Per Gramsci, tutti gli uomini sono intellettuali, poiché “non c'è attività umana da cui si possa escludere ogni intervento intellettuale, non si può separare l'homo faber dall'homo sapiens” (Quaderni del carcere, Gli intellettuali e l'organizzazione della cultura, p.6). Infatti, in modo indipendente dall’attività che un uomo svolge, ognuno è a suo modo “un filosofo, un artista, un uomo di gusto, partecipa di una concezione del mondo, ha una consapevole linea di condotta morale”. Quindi tutti hanno nella società una funzione intellettuale. Certo Gramsci dimentica la lezione di K. Marx, che invece sosteneva che ogni prodotto della coscienza deriva dalle condizioni materiali ossia dalla struttura produttiva. La cultura, la stessa coscienza morale altro non sono che l’espressione della struttura e da essa traggono la loro consistenza (K. Marx, Introduzione a ID, Per la critica dell’economia politica). Certo il politico sardo in qualche modo intendeva la politica e quindi il ruolo di ogni uomo, ossia di ogni intellettuale, in senso morale, ma per morale intendeva più il comportamento e le azioni affini alla determinazione politica che non la morale intesa come la intendono, a d esempio i cristiani, come azioni volte al Bene e al Bene Supremo, ossia Dio.

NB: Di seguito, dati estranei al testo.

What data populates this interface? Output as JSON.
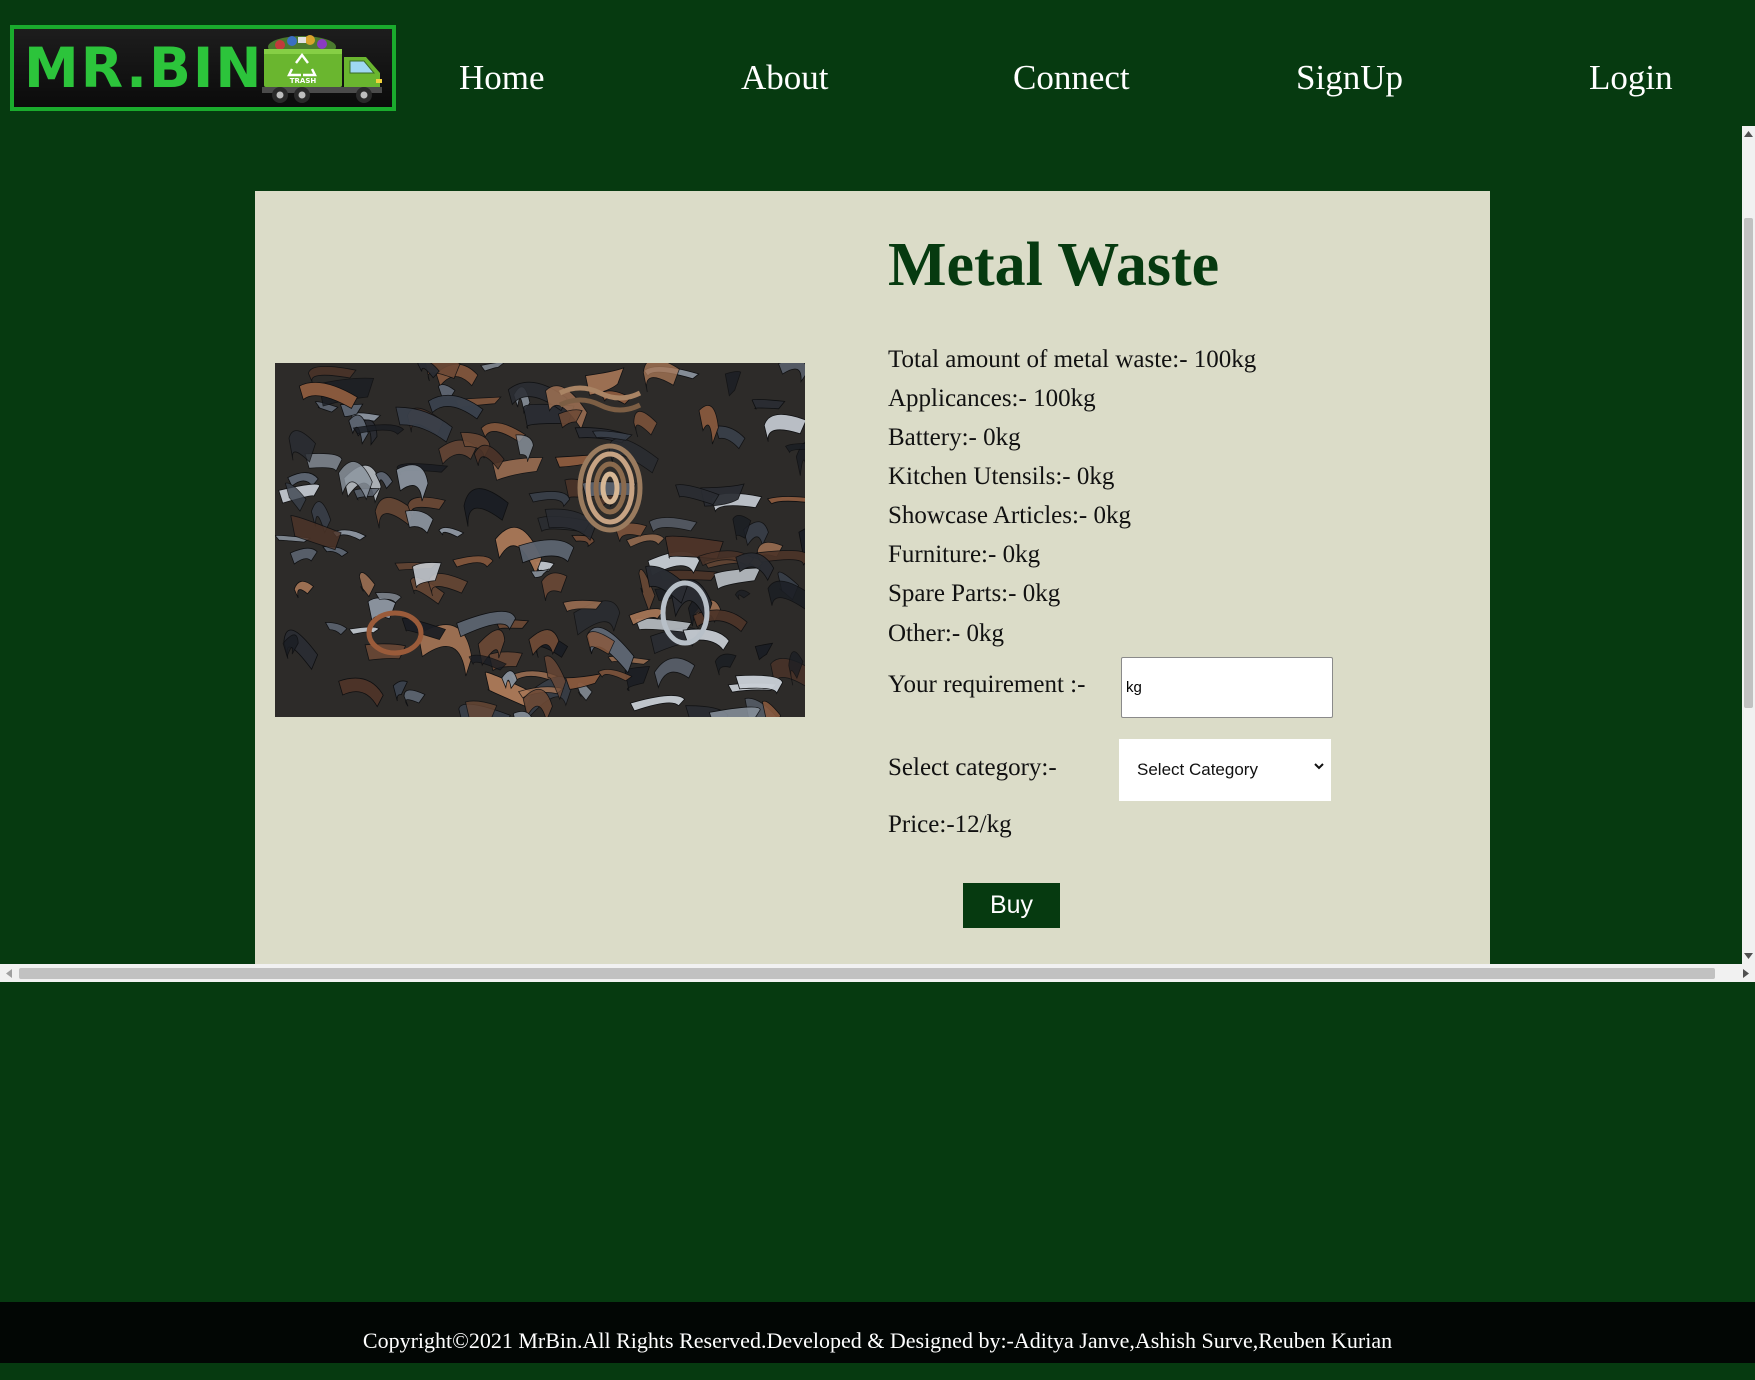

 L’uomo è un intellettuale, ciò sostituisce la classica nozione dell’uomo come essere dotato di anima razionale (cfr. Aristotele) e soprattutto il vero ed unico intellettuale è colui che in connessione alla classe operaia elabora in suo favore teoria e prassi, mettendosi al suo servizio dipendendo dalla struttura organizzativa, ossia il Partito. Il Partito che organizza la coscienza degli intellettuali operai si serve di altri intellettuali, che, avendo già maturato come verità quella di dover essere al servizio della classe operaia, esprimono le visioni del Partito e difendono in ogni modo le deliberazioni assunte dalla dirigenza. Ne segue che ogni intellettuale è sempre il migliore, avendo compiuto, con coscienza di classe, la scelta della classe operaia. Pertanto egli esprime una verità e un vantaggio assoluti ai quali non è possibile derogare. Tutta l’elaborazione in ogni settore deve tendere a ciò. Non è ammessa deviazione. Un esempio. Ne fece le spese il prof. Armando Plebe, che teneva cattedra di filosofia antica all’Università di Palermo, traduttore di Aristotele, esperto nella logica e nell’estetica e filosofo italiano che scriveva sulla rivista "Vosproy filosofii", di Mosca. Negli anni settanta del secolo scorso, “osò” distaccarsi dalla sinistra; scrisse un testo, Filosofia della reazione, pubblicato, orrore, da Rusconi. Immediatamente altrui “intellettuali” partirono all’attacco del “ traditore”. Carlo Augusto Viano, docente di filosofia antica all’Università di Torino, negò al prof. Plebe la capacità di tradurre, lui che aveva pubblicato le traduzioni di Aristotele per l’Editore Laterza e in definitiva gli negò la capacità di essere storico della filosofia.

 Così è un po’ in tutti i campi, solo coloro che sono intellettuali al servizio della visione politica di sinistra sono veri uomini di cultura i soli capaci di intendere e di operare bene.

 Vien da ricordare che questa è spesso “spocchia”, e che non vi è sempre corrispondenza tra grandi capacità intellettuali e appartenenza politica. Per nostra fortuna l’intelligenza alberga ubiquitariamente e non necessita di una parte politica. La capacità conoscitiva dell’uomo è servizio all’uomo non è né deve essere mai “al servizio”. Franz Joseph Haydn, il grande musicista indossava la livrea degli Esterházy, ma lui stesso la dimise e dopo di lui tutti gli artisti e con loro tutti gli uomini di cultura, storici, filosofi, tecnici, astronomi, medici o entomologi se veri uomini liberi nella ricerca sanno dei propri limiti e dei propri confini e non si etichettano, pur avendo certamente le loro visioni e opinioni politiche, ma non sono queste a determinare il loro ruolo nella società e nella ricerca.

 L’intellettuale sia come lo desiderava Giovanni Gentile sia come lo voleva Antonio Gramsci ha fatto il suo tempo. Oggi è la ricerca con l’antica prospettiva socratica” So di non sapere” che deve dirigere gli uomini di cultura, nei più diversi settori e abbandonare proprio il pomposo termine di “intellettuali” che non ha certo contribuito al vero progresso della ricerca scientifica e della riflessione sul bene comune.